The UK has enough COVID-19 vaccines to offer to young people as an alternative to the AstraZeneca PLC (LON:AZN) jab, health secretary Matt Hancock said.

He told the BBC there is “more than enough of the Pfizer or Moderna vaccine” for the 8.5mln residents aged between 18 and 29.

READ: AstraZeneca vaccine should not be offered to healthy under 30s, UK government says

The UK has secured 40mln doses from Pfizer/BioNTech and 17mln from Moderna, which has started deliveries this week.

Distribution of the Pfizer vaccine has been underway for months.

It has also secured 30mln doses from Johnson & Johnson (NYSE:JNJ), 60mln from Sanofi/ GlaxoSmithKline PLC (LON:GSK), 60mln with Novavax, Inc. (NASDAQ:NVAX) and 60mln from Valneva.

Both J&J and Novavax are awaiting UK approval, with Novavax expected as early as this month.

Valneva, which will manufacture the UK supply at a plant in Scotland, is currently entering the final stage of trials after positive results earlier this week.

GSK and Sanofi experienced delays after announcing their candidate had shown no impact on the over-50s in December, so they have refined the formulation in the hope to make it available in the final quarter of 2021.

On Wednesday, the Medicines and Healthcare products Regulatory Agency (MHRA) imposed that under 30s without underlying issues making them vulnerable to the virus should be offered another vaccine.
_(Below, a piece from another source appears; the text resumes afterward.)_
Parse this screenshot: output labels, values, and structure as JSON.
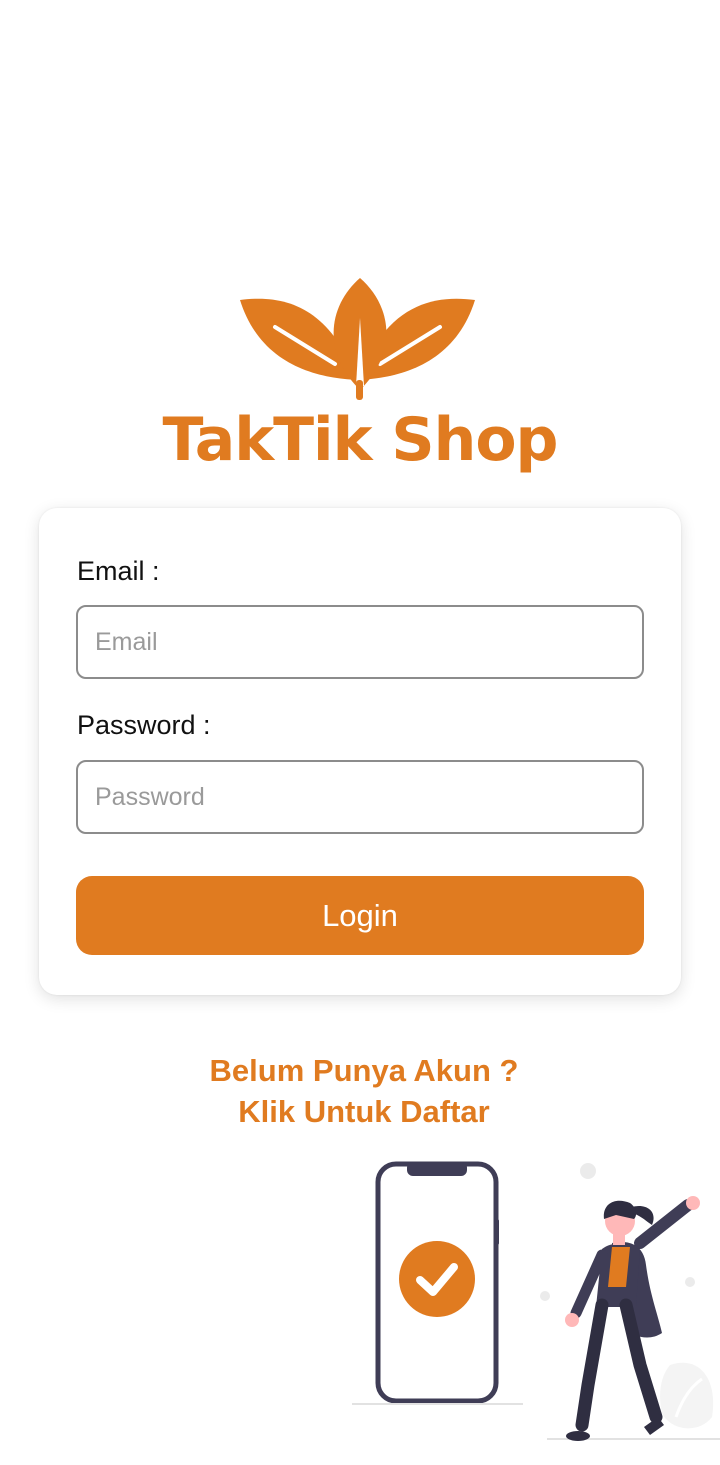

The decision came after the authorities deemed blood clots a potential side effect, albeit extremely rare.

Up to March 31, thrombosis was reported in 79 people though over 20mln doses had been administered in the UK.

Effective rollout

Meanwhile, a new study suggests there is a correlation between the fall in deaths and the vaccine rollout in the UK.

Findings from Imperial College London and Ipsos MORI also found that infections fell by 60% since February.

“his is hugely encouraging and shows we’re headed in the right direction,” said Professor Paul Elliott, director of the REACT programme from Imperial’s School of Public Health.

“However, in our most recent data there has been a flattening off in the infection rate with an R number now around one. This shows that we need to continue to approach the situation with caution and keep sticking to the rules.”

Shares in AstraZeneca rose 2% to 7,252p on Thursday afternoon.